Elena VICHNEVSKAIA, et al., Plaintiffs-Appellants, v. 200 WEST 86TH APARTMENT CORP., Defendant-Respondent.

Decided: November 29, 2005

FRIEDMAN, J.P., SULLIVAN, NARDELLI, WILLIAMS, SWEENY, JJ. Morley and Trager, New York (Leslie Trager of counsel), for appellants. Callan, Koster, Brady & Brennan, LLP, New York (Michael P. Kandler of counsel), for respondent.

Judgment, Supreme Court, New York County (Harold B. Beeler, J. and a jury), entered August 23, 2004, dismissing the complaint in an action for personal injuries sustained in a fall on steps leading out of defendant's building, unanimously affirmed, without costs.   Appeal from order, same court and Justice, entered on or about July 20, 2004, unanimously dismissed, without costs, as subsumed in the appeal from the aforesaid judgment.

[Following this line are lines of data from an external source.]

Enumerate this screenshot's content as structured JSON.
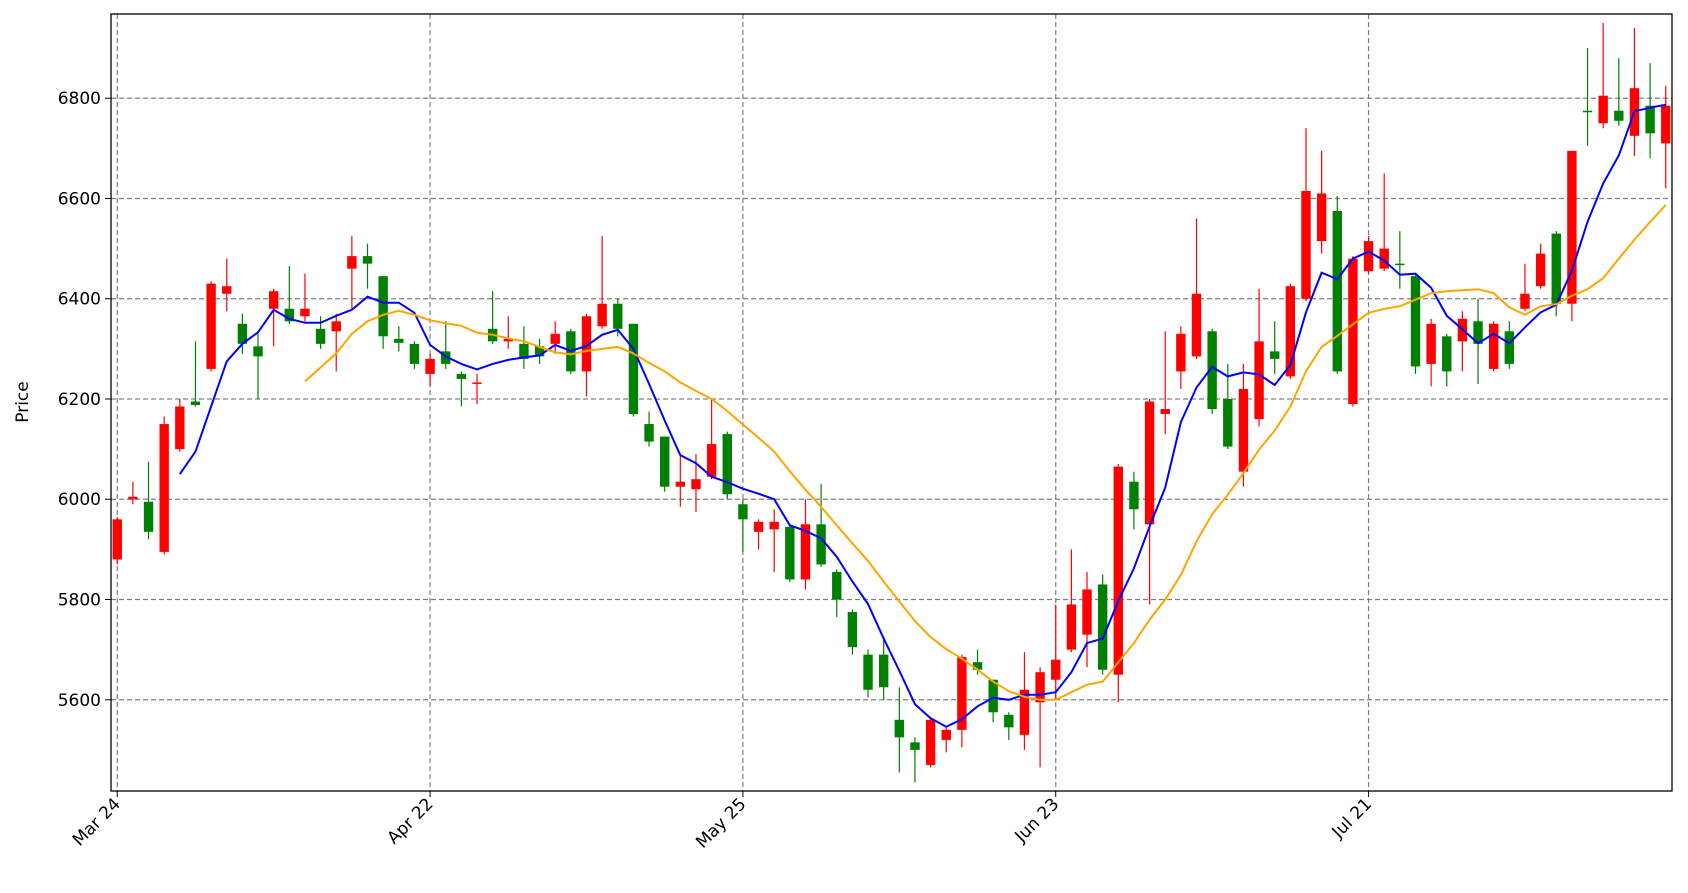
{
  "chart_data": {
    "type": "candlestick",
    "ylabel": "Price",
    "categories": [
      "Mar 24",
      null,
      null,
      null,
      null,
      null,
      null,
      null,
      null,
      null,
      null,
      null,
      null,
      null,
      null,
      null,
      null,
      null,
      null,
      null,
      "Apr 22",
      null,
      null,
      null,
      null,
      null,
      null,
      null,
      null,
      null,
      null,
      null,
      null,
      null,
      null,
      null,
      null,
      null,
      null,
      null,
      "May 25",
      null,
      null,
      null,
      null,
      null,
      null,
      null,
      null,
      null,
      null,
      null,
      null,
      null,
      null,
      null,
      null,
      null,
      null,
      null,
      "Jun 23",
      null,
      null,
      null,
      null,
      null,
      null,
      null,
      null,
      null,
      null,
      null,
      null,
      null,
      null,
      null,
      null,
      null,
      null,
      null,
      "Jul 21",
      null,
      null,
      null,
      null,
      null,
      null,
      null,
      null,
      null,
      null,
      null,
      null,
      null,
      null,
      null,
      null,
      null,
      null,
      null
    ],
    "open": [
      5880,
      6000,
      5995,
      5895,
      6100,
      6195,
      6260,
      6410,
      6350,
      6305,
      6380,
      6380,
      6365,
      6340,
      6335,
      6460,
      6485,
      6445,
      6320,
      6310,
      6250,
      6295,
      6250,
      6230,
      6340,
      6315,
      6310,
      6305,
      6310,
      6335,
      6255,
      6345,
      6390,
      6350,
      6150,
      6125,
      6025,
      6020,
      6045,
      6130,
      5990,
      5935,
      5940,
      5945,
      5840,
      5950,
      5855,
      5775,
      5690,
      5690,
      5560,
      5515,
      5470,
      5520,
      5540,
      5675,
      5640,
      5570,
      5530,
      5595,
      5640,
      5700,
      5730,
      5830,
      5650,
      6035,
      5950,
      6170,
      6255,
      6285,
      6335,
      6200,
      6055,
      6160,
      6295,
      6245,
      6400,
      6515,
      6575,
      6190,
      6455,
      6460,
      6470,
      6445,
      6270,
      6325,
      6315,
      6355,
      6260,
      6335,
      6380,
      6425,
      6530,
      6390,
      6775,
      6750,
      6775,
      6725,
      6785,
      6710
    ],
    "high": [
      5965,
      6035,
      6075,
      6165,
      6200,
      6315,
      6435,
      6480,
      6370,
      6330,
      6420,
      6465,
      6450,
      6365,
      6370,
      6525,
      6510,
      6445,
      6345,
      6315,
      6290,
      6355,
      6255,
      6250,
      6415,
      6365,
      6345,
      6320,
      6355,
      6340,
      6370,
      6525,
      6400,
      6350,
      6175,
      6125,
      6090,
      6090,
      6200,
      6135,
      6000,
      5960,
      5980,
      5950,
      6000,
      6030,
      5860,
      5780,
      5700,
      5725,
      5625,
      5525,
      5565,
      5545,
      5690,
      5700,
      5640,
      5575,
      5695,
      5665,
      5790,
      5900,
      5855,
      5850,
      6070,
      6055,
      6200,
      6335,
      6345,
      6560,
      6340,
      6270,
      6270,
      6420,
      6355,
      6430,
      6740,
      6695,
      6605,
      6485,
      6525,
      6650,
      6535,
      6450,
      6360,
      6330,
      6375,
      6400,
      6355,
      6355,
      6470,
      6510,
      6535,
      6695,
      6900,
      6950,
      6880,
      6940,
      6870,
      6825
    ],
    "low": [
      5870,
      5990,
      5920,
      5890,
      6095,
      6185,
      6255,
      6375,
      6290,
      6200,
      6305,
      6350,
      6355,
      6300,
      6255,
      6380,
      6420,
      6300,
      6295,
      6260,
      6225,
      6260,
      6185,
      6190,
      6310,
      6300,
      6260,
      6270,
      6290,
      6250,
      6205,
      6340,
      6325,
      6165,
      6105,
      6015,
      5985,
      5975,
      6040,
      6000,
      5895,
      5900,
      5855,
      5835,
      5820,
      5865,
      5765,
      5690,
      5605,
      5600,
      5455,
      5435,
      5465,
      5495,
      5505,
      5650,
      5555,
      5520,
      5500,
      5465,
      5600,
      5695,
      5665,
      5650,
      5595,
      5940,
      5790,
      6130,
      6220,
      6280,
      6170,
      6100,
      6025,
      6145,
      6250,
      6240,
      6395,
      6490,
      6250,
      6185,
      6450,
      6455,
      6420,
      6250,
      6225,
      6225,
      6255,
      6230,
      6255,
      6260,
      6375,
      6420,
      6365,
      6355,
      6705,
      6740,
      6745,
      6685,
      6680,
      6620
    ],
    "close": [
      5960,
      6005,
      5935,
      6150,
      6185,
      6188,
      6430,
      6425,
      6310,
      6285,
      6415,
      6355,
      6380,
      6310,
      6355,
      6485,
      6470,
      6325,
      6312,
      6270,
      6280,
      6270,
      6240,
      6233,
      6315,
      6320,
      6280,
      6285,
      6330,
      6255,
      6365,
      6390,
      6340,
      6170,
      6115,
      6025,
      6035,
      6040,
      6110,
      6010,
      5960,
      5955,
      5955,
      5840,
      5950,
      5870,
      5800,
      5705,
      5620,
      5625,
      5525,
      5500,
      5560,
      5540,
      5685,
      5660,
      5575,
      5545,
      5620,
      5655,
      5680,
      5790,
      5820,
      5660,
      6065,
      5980,
      6195,
      6180,
      6330,
      6410,
      6180,
      6105,
      6220,
      6315,
      6280,
      6425,
      6615,
      6610,
      6255,
      6480,
      6515,
      6500,
      6467,
      6265,
      6350,
      6255,
      6360,
      6310,
      6350,
      6270,
      6410,
      6490,
      6390,
      6695,
      6772,
      6805,
      6755,
      6820,
      6730,
      6785
    ],
    "up_color": "red",
    "down_color": "green",
    "series": [
      {
        "color": "blue",
        "values": [
          null,
          null,
          null,
          null,
          6050,
          6095,
          6185,
          6275,
          6310,
          6333,
          6378,
          6360,
          6352,
          6352,
          6366,
          6378,
          6404,
          6392,
          6392,
          6372,
          6308,
          6285,
          6270,
          6259,
          6270,
          6278,
          6283,
          6287,
          6308,
          6296,
          6306,
          6328,
          6338,
          6300,
          6230,
          6157,
          6088,
          6072,
          6045,
          6034,
          6021,
          6011,
          6000,
          5948,
          5937,
          5922,
          5885,
          5836,
          5791,
          5722,
          5658,
          5591,
          5563,
          5546,
          5561,
          5587,
          5604,
          5600,
          5610,
          5610,
          5615,
          5655,
          5713,
          5722,
          5797,
          5862,
          5946,
          6023,
          6154,
          6223,
          6264,
          6245,
          6253,
          6249,
          6228,
          6268,
          6373,
          6452,
          6439,
          6480,
          6494,
          6476,
          6448,
          6450,
          6422,
          6366,
          6339,
          6311,
          6330,
          6311,
          6343,
          6373,
          6388,
          6456,
          6553,
          6630,
          6686,
          6774,
          6781,
          6787
        ]
      },
      {
        "color": "orange",
        "values": [
          null,
          null,
          null,
          null,
          null,
          null,
          null,
          null,
          null,
          null,
          null,
          null,
          6235,
          6263,
          6291,
          6330,
          6355,
          6368,
          6376,
          6368,
          6357,
          6351,
          6346,
          6332,
          6328,
          6321,
          6315,
          6304,
          6293,
          6289,
          6296,
          6300,
          6304,
          6291,
          6272,
          6255,
          6233,
          6216,
          6200,
          6176,
          6149,
          6123,
          6095,
          6056,
          6019,
          5985,
          5948,
          5912,
          5877,
          5836,
          5796,
          5757,
          5725,
          5701,
          5682,
          5660,
          5636,
          5617,
          5606,
          5600,
          5600,
          5615,
          5630,
          5636,
          5675,
          5713,
          5760,
          5800,
          5849,
          5916,
          5970,
          6009,
          6052,
          6099,
          6137,
          6185,
          6255,
          6304,
          6326,
          6349,
          6372,
          6380,
          6385,
          6398,
          6411,
          6415,
          6417,
          6419,
          6411,
          6383,
          6368,
          6385,
          6389,
          6406,
          6419,
          6441,
          6480,
          6518,
          6553,
          6587
        ]
      }
    ],
    "ylim": [
      5418,
      6968
    ],
    "yticks": [
      5600,
      5800,
      6000,
      6200,
      6400,
      6600,
      6800
    ],
    "grid": true
  }
}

The jury's finding that defendant was negligent in its maintenance of the steps but that such negligence was not a proximate cause of plaintiff's fall is supported by a fair interpretation of the evidence (see Ohdan v. City of New York, 268 A.D.2d 86, 88, 89, 706 N.Y.S.2d 419 [2000], lv. denied 95 N.Y.2d 769, 722 N.Y.S.2d 473, 745 N.E.2d 393 [2000] ), including plaintiff's expert's testimony that he could not say which one or combination of the six separate defects he found on the steps caused plaintiff to fall, and indeed that it was possible that none of the defects caused the fall.   Tending to support the latter possibility was plaintiff's testimony that she did not know what caused her to fall, and was hurrying and looking not at the steps but forward.   Given this latter testimony, the trial court properly permitted defendant's attorney to cross-examine plaintiff's expert as to the possibility that the fall was caused not by one or more of the six defects he had identified, but by plaintiff's own misstep (cf. Bitterman v. Grotyohann, 295 A.D.2d 383, 743 N.Y.S.2d 167 [2002] ).   The trial court correctly ruled that sections 153 and 154 of 1916 Building Code, claimed by plaintiff to be the applicable Code, do not require that the steps in question have handrails.   In any event, even if the lack of handrails were the defect, or one of the defects, found by the jury, the jury could also have fairly found that handrails would not have prevented the fall, given its sudden nature and backward direction.   We have considered plaintiff's other arguments and find them to be unavailing.